Yes, it’s just horrific… I’ve been aware of a lot of people that dislike music as a cultural force – not just a mild dislike, either – but people who have no place for it in their lives, and I feel sorry for them.

Would you be interested in working with David Bowie? I understand you had a jamming session in New York in the ’80s…
Alex Heslop, via email
Bowie picked me up to go to the Mudd Club and I was in the studio, and we started working, throwing things around. But anyway, the answer’s yes. I’ve worked a lot with Brian Eno, and Eno and I, it’s a dynamic that works. We’re very different, but he’s breaking equipment just like I do.


Do you still like watching Channel 4 News? And are you still eating your oranges?
Shaun Ryder, Happy Mondays
Yes! Channel 4 News at 7pm with Jon Snow was always a favourite. I mean, there’s a lot of other things nowadays, it’s not exclusively Channel 4. I’m surprised he remembered that [laughs]. As for the oranges, I live in California so the urgency is not so great any more. And they were tangerines, actually. I used to go out in Liverpool when I was recording the Mondays [Cale produced their 1987 debut, Squirrel And G-Man Twenty Four Hour Party People Plastic Face Carnt Smile (White Out)] and buy them like everybody else. I bought a box of them. At that time, I’d stopped doing all the bad things I was doing and I was really focused on making my body a lot healthier, playing squash and all that. There were a few moments during the recording where the Mondays were shaky, but it was fun – it was the characters that made up the band that really made it fun.

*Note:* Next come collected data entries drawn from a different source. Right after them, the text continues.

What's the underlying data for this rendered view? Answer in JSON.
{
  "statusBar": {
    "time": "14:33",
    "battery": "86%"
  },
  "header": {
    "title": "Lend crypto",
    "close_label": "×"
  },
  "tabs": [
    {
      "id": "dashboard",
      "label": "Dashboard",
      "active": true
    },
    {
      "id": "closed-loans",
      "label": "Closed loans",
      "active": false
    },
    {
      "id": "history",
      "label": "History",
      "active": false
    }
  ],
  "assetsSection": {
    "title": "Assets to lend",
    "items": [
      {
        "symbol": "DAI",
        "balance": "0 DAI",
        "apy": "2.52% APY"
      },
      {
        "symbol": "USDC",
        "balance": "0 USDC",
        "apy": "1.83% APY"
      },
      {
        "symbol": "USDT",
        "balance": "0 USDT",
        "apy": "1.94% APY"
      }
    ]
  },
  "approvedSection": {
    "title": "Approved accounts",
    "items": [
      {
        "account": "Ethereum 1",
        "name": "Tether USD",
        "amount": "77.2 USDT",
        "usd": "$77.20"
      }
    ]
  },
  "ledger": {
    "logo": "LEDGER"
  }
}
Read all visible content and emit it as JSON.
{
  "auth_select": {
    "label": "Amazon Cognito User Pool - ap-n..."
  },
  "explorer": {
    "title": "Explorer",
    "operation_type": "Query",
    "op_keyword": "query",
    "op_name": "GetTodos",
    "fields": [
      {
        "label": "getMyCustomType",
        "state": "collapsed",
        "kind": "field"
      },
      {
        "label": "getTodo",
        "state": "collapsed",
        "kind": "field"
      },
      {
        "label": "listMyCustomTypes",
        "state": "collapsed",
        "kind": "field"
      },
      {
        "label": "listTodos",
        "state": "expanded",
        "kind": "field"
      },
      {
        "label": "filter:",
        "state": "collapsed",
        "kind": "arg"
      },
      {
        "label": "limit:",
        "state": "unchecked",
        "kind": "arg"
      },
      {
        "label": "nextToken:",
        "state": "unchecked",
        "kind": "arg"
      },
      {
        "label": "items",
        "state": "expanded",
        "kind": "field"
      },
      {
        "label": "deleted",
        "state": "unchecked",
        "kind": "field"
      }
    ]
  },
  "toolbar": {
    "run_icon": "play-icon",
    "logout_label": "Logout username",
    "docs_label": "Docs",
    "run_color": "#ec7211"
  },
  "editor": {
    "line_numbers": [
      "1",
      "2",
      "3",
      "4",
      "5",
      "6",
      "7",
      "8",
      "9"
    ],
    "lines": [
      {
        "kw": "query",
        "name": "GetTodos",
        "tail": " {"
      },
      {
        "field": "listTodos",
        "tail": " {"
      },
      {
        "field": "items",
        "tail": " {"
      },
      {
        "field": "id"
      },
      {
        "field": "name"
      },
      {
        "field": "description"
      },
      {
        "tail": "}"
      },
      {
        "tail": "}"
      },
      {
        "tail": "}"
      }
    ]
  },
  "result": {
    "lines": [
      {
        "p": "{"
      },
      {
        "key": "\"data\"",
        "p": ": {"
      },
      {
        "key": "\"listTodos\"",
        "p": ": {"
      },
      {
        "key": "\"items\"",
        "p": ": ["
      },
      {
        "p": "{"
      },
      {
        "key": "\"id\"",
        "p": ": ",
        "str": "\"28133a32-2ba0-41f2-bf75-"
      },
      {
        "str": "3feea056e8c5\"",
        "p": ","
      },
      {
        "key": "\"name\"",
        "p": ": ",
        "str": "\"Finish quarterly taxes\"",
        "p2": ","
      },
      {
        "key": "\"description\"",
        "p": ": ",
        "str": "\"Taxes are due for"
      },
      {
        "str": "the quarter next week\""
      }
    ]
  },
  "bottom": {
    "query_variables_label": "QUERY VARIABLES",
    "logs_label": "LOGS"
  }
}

What do you remember of recording Nico’s The Marble Index?
Audrey West, via email
It was all done in five days. When [Elektra’s] Jac Holzman heard it and said, “I really like your record,” I couldn’t believe it. To have a record company president say that he liked The Marble Index… But Jac was that kind of guy. We were doing some interesting stuff – on “Evening Of Light”, I was playing an eight-string bass, a Hagstrom. I thought of it as a tuba part, and played it as one. It was mostly instinct. Nico was confused, and put out by the fact she didn’t quite understand what was going on when we were recording. Which is understandable. But at the end, she was crying, and everybody went, “Oh no, what’s wrong now?” And she said, “It’s so beautiful.”